Well it's that time again. It's February bar exam time. And that may be harder than the regular July bar exam time. At this time, students are coming out of school at a time when most firms are prepping for their summer interns or fall associates. At least this year, the economy is supposedly getting better and more firms are hiring . . . supposedly. So if you take the Feb. bar, or took the July bar and are still looking (or took the July bar in 2010 and are still looking), this blog's for you. It's also for the attorneys that have been practicing for 10+ years and have seen a substantial drop in clientele.
You don't have clients. You're sitting there in a suit watching YouTube. Or you're sleeping in till noon. I've done both. I've done both with and without clients. It's more fun with clients, let me tell you. Then it's a time-waster or mini-vacation, not a way of life. Either way it's probably your fault. Yes, I said it! IT IS YOUR FAULT! Clients are not going to find you out and walk in your door (especially if you're in sweatpants and a Superman shirt). You will have to do SOMETHING. So what are those somethings?
Relationships - I've said it before and I'll say it until I die, I hate the word "networking." No, seriously I hate it. And you should too! Don't network. You won't want to, it won't be important, and you won't remember anyone (and they won't remember you either). Build relationships. This way, you'll care, you'll want to, and you'll remember people (they still won't remember you).
When you don't have clients it is ABSOLUTELY imperative that you build relationships with a great deal of people, especially attorneys. If you have local bar events, or free CLEs, or know any one attorney you can do this. Email the one attorney you know. Tell them you are just starting out and have some questions (offer to take THEM to lunch and then actually pay).

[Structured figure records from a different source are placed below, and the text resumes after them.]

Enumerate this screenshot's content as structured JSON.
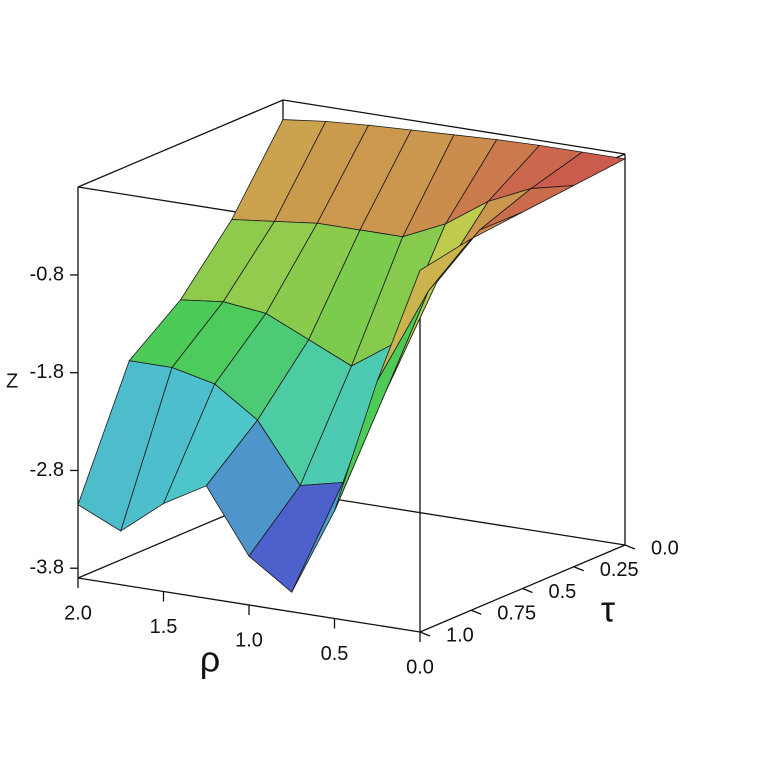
{
  "chart_data": {
    "type": "surface",
    "z_label": "Z",
    "rho_label": "ρ",
    "tau_label": "τ",
    "rho": [
      0,
      0.25,
      0.5,
      0.75,
      1.0,
      1.25,
      1.5,
      1.75,
      2.0
    ],
    "tau": [
      0,
      0.25,
      0.5,
      0.75,
      1.0
    ],
    "z": [
      [
        0.05,
        0.05,
        0.05,
        0.04,
        0.02,
        0.0,
        -0.02,
        -0.05,
        -0.1
      ],
      [
        0.0,
        -0.1,
        -0.3,
        -0.6,
        -0.8,
        -0.8,
        -0.8,
        -0.85,
        -0.9
      ],
      [
        -0.05,
        -0.3,
        -0.9,
        -1.6,
        -1.9,
        -1.7,
        -1.5,
        -1.45,
        -1.5
      ],
      [
        -0.1,
        -0.7,
        -1.8,
        -2.8,
        -2.9,
        -2.3,
        -2.0,
        -1.9,
        -1.9
      ],
      [
        -0.2,
        -1.4,
        -2.8,
        -3.7,
        -3.4,
        -2.75,
        -3.0,
        -3.35,
        -3.15
      ]
    ],
    "rholim": [
      0,
      2
    ],
    "taulim": [
      0,
      1
    ],
    "zlim": [
      -3.9,
      0.1
    ],
    "zticks": [
      -0.8,
      -1.8,
      -2.8,
      -3.8
    ],
    "rhoticks": [
      {
        "value": 2,
        "label": "2.0"
      },
      1.5,
      {
        "value": 1,
        "label": "1.0"
      },
      0.5,
      {
        "value": 0,
        "label": "0.0"
      }
    ],
    "tauticks": [
      {
        "value": 0,
        "label": "0.0"
      },
      0.25,
      0.5,
      0.75,
      {
        "value": 1,
        "label": "1.0"
      }
    ]
  }
}
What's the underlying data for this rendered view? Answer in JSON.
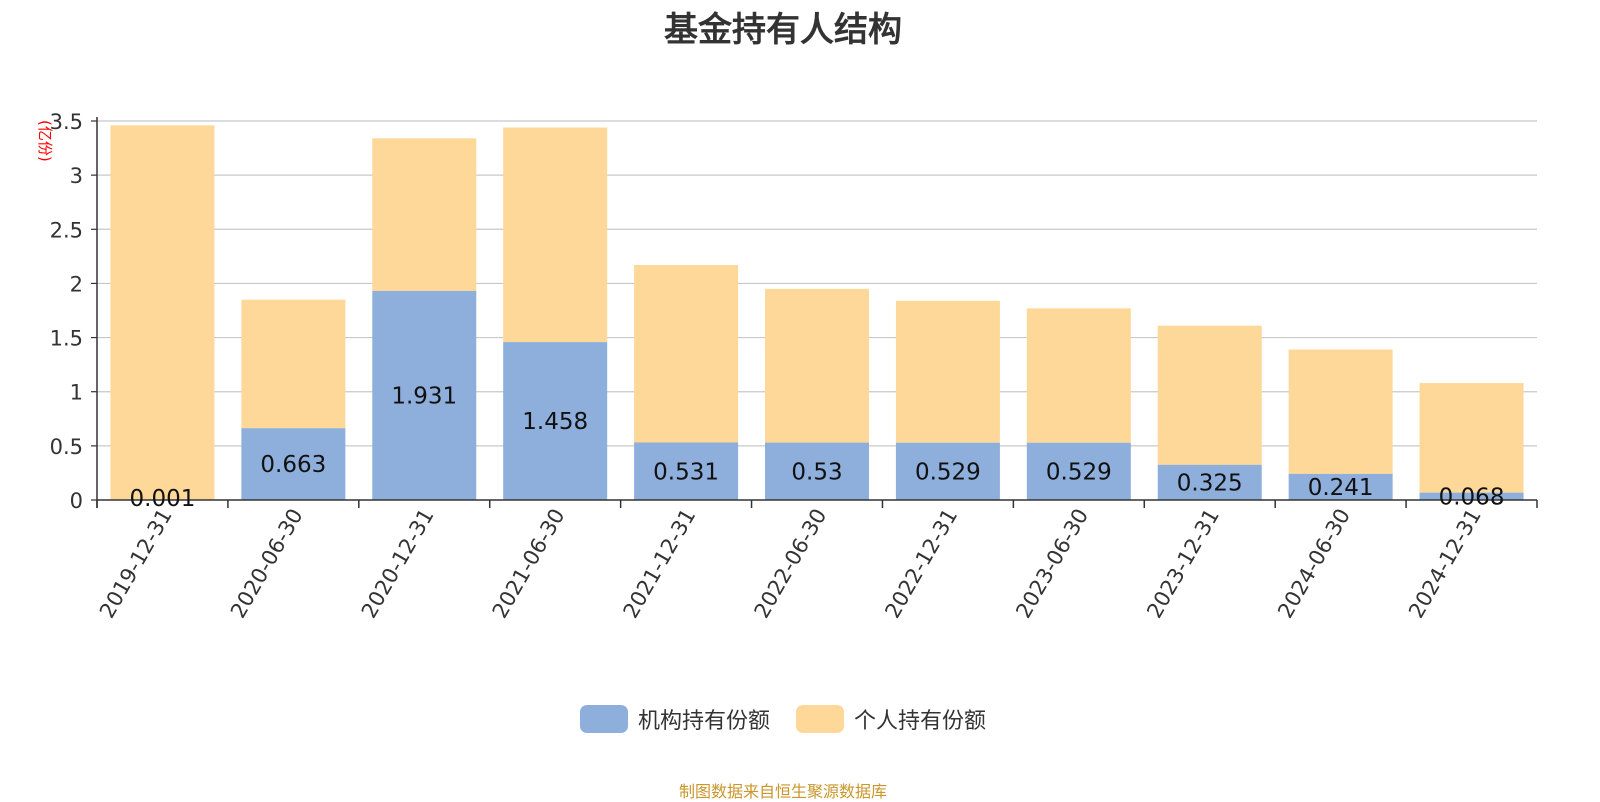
{
  "title": "基金持有人结构",
  "unit_label": "(亿份)",
  "source_note": "制图数据来自恒生聚源数据库",
  "colors": {
    "institutional": "#8eaedc",
    "individual": "#fdd898",
    "grid": "#c8c8c8",
    "axis": "#333333"
  },
  "legend": [
    {
      "label": "机构持有份额",
      "color": "#8eaedc"
    },
    {
      "label": "个人持有份额",
      "color": "#fdd898"
    }
  ],
  "chart_data": {
    "type": "bar",
    "stacked": true,
    "categories": [
      "2019-12-31",
      "2020-06-30",
      "2020-12-31",
      "2021-06-30",
      "2021-12-31",
      "2022-06-30",
      "2022-12-31",
      "2023-06-30",
      "2023-12-31",
      "2024-06-30",
      "2024-12-31"
    ],
    "series": [
      {
        "name": "机构持有份额",
        "values": [
          0.001,
          0.663,
          1.931,
          1.458,
          0.531,
          0.53,
          0.529,
          0.529,
          0.325,
          0.241,
          0.068
        ],
        "labels": [
          "0.001",
          "0.663",
          "1.931",
          "1.458",
          "0.531",
          "0.53",
          "0.529",
          "0.529",
          "0.325",
          "0.241",
          "0.068"
        ]
      },
      {
        "name": "个人持有份额",
        "values": [
          3.459,
          1.187,
          1.409,
          1.982,
          1.639,
          1.42,
          1.311,
          1.241,
          1.285,
          1.149,
          1.012
        ]
      }
    ],
    "ylabel": "(亿份)",
    "ylim": [
      0,
      3.5
    ],
    "yticks": [
      "0",
      "0.5",
      "1",
      "1.5",
      "2",
      "2.5",
      "3",
      "3.5"
    ],
    "grid": true,
    "legend_position": "bottom"
  }
}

At this meeting, tell them you want to know how to do __________. Ask them how it was when they started. Tell them you're not looking for a job, but just wanted to pick their brain about something legal. I will almost GUARANTEE that they will offer a LIST of people to talk to. Be real. Tell them the areas you want to practice (even if it's not in their area, they'll know people). My wife met with a Federal Judge and he gave her a list of 13 people to contact! 13 PEOPLE! Well at least you know your next 13 emails and meetings. When you email the leads, tell them "so and so told me to contact you." Then you're introducing yourself in the authority of the person you got their name from.
The day after the meeting, and I MEAN DAY! Hand write a note to them. Thank them for their time, their advice, and tell them you are "looking forward to developing a mutually beneficial relationship." (As a side note, I got lunch with a partner of Bigfirm. I was EXCITED!!!!!! I thought, this guy can help my career! You know what happened? He paid for my lunch and I gave him several legal documents for a new client that needed products liability intake procedures. And you know what? It was worth it. We became friends and he introduced me to other people. And he answered my phone call every time I called. Just remember, sometimes you're there to bless someone else, not be blessed. He has since passed and the whole Kansas City legal community has felt it.)
Do it. You'll get clients from it. Most importantly, you'll meet people that will guide you and continue to guide you. And you'll build a relationship that is worth having. I have meet a few of my mentors this way. And in my position - "young attorney upstart that started up own firm" - it is imperative to surround myself with experienced teachers that are willing to share their knowledge at the risk of training their competition. Almost every one of my mentors has referred work my way.